Some people’s lives are like a novel: rich in travel and discovery, but guided by an impulse, a common thread. For Anita Conti, this guiding thread is the sea. Her writing and her photographs are bathed in brine, which propels her encounters and observations, feeds her ideas. It is the story of this unshakable connection that is told by Laurent Girault-Conti, Anita’s adoptive son, in Anita Conti et la Bretagne, published by Filigranes. The book offers a glimpse into an archive of some 50,000 photos which the oceanographer and photographer had accumulated during her long life. This archive has been entrusted to the town of Lorient in Brittany. However, it’s not just Anita Conti’s color and black-and-white photos that went into the book, it is also her words, or better yet, her handwritten notes. Some are descriptive, like the name of a ship, a technical term, others are more like haikus, but all are exquisite, like rare caviar that leaves an aftertaste of poetry.

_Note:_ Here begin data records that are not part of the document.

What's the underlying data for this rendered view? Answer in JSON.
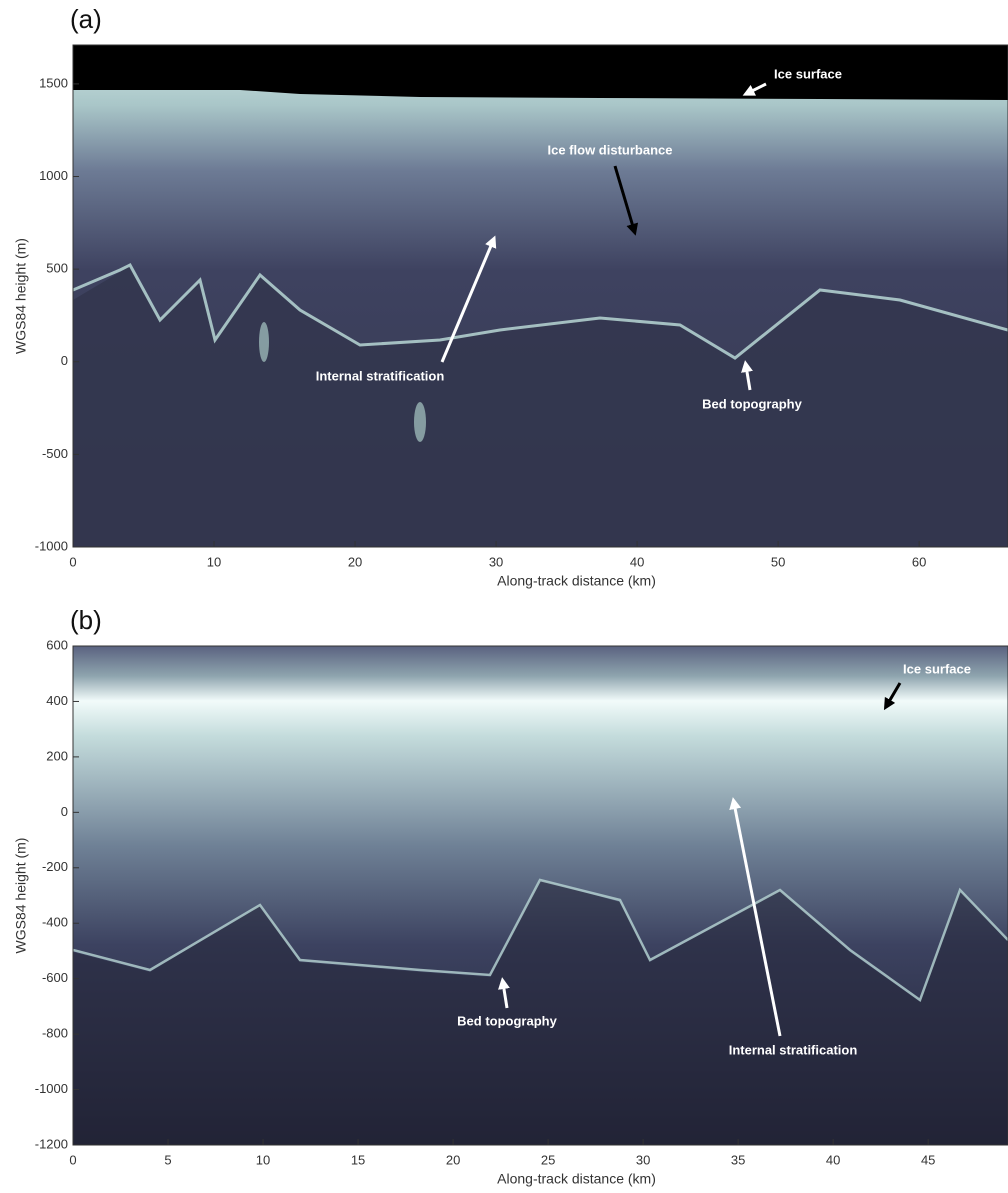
{
  "chart_data": [
    {
      "type": "radargram",
      "panel_label": "(a)",
      "x_label": "Along-track distance (km)",
      "y_label": "WGS84 height (m)",
      "xlim": [
        0,
        66.3
      ],
      "xticks": [
        0,
        10,
        20,
        30,
        40,
        50,
        60
      ],
      "ylim": [
        -1000,
        1710
      ],
      "yticks": [
        -1000,
        -500,
        0,
        500,
        1000,
        1500
      ],
      "annotations": [
        "Ice surface",
        "Ice flow disturbance",
        "Internal stratification",
        "Bed topography"
      ]
    },
    {
      "type": "radargram",
      "panel_label": "(b)",
      "x_label": "Along-track distance (km)",
      "y_label": "WGS84 height (m)",
      "xlim": [
        0,
        49.2
      ],
      "xticks": [
        0,
        5,
        10,
        15,
        20,
        25,
        30,
        35,
        40,
        45
      ],
      "ylim": [
        -1200,
        600
      ],
      "yticks": [
        -1200,
        -1000,
        -800,
        -600,
        -400,
        -200,
        0,
        200,
        400,
        600
      ],
      "annotations": [
        "Ice surface",
        "Bed topography",
        "Internal stratification"
      ]
    }
  ]
}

As you browse, you will marvel at the modern quality of this extraordinary woman who navigated across the twentieth century. Born into a wealthy family in 1899, she first enjoyed success as an art bookbinder. Then she heard the call of the sea. She joined the French Office of Fisheries in 1934 and had never stopped observing fishermen at work. In this eminently masculine world, she gained the respect of these hardworking men. She photographed them with their caps screwed on their heads and their rolled-up sleeves revealing their muscular arms as they hoisted fish-filled trawls onto the deck.
Anita Conti soon realized that the resources they were pulling out of the sea were not inexhaustible. In a series of reports on oysters published in the newspaper La République in the mid-1930s, she wondered: “Don’t the marine fields need respite, the way rural land does?” With the development of modern fishing techniques, the phenomenon intensified. She was always opposed to the use of the term “production”: “Fishing is not production, it is extraction. When excessive, is it not breaking a thousand-year-old balance between man and the sea?” She concluded: “We have deregulated this mechanism, believing it to be to our advantage.”
Since the 1960s, when ecology and sustainable development were not yet topical, Anita Conti had worked to limit waste — thousands of fish thrown back into the water, pointlessly harmed because considered unsellable. “The sailors might have been offended that she was denouncing the excesses of their trade and their negligence when they had admitted her into their inner circle. But they also knew that she was defending the integrity of their work as artisans in the face of the agri-food industry, which was already upsetting the fragile balance, and that her argument made it possible to fight against what was already industrial fishing,” writes Laurent Girault-Conti. The photos of his adoptive mother make the sailors’ confidence clear: she captured their work, but also moments of relaxation on board of ever more-modern trawlers. The images follow the movement of the waves. All that is missing is the salt of the sea mist and the smell.
By Laure Etienne
Laure Etienne is a Paris-based journalist and former member of the editorial team at Polka and ARTE.
Anita Conti et la Bretagne, photos by Anita Conti and text by Laurent Girault-Conti. Édition Filigranes, 144 pages, € 25. In French.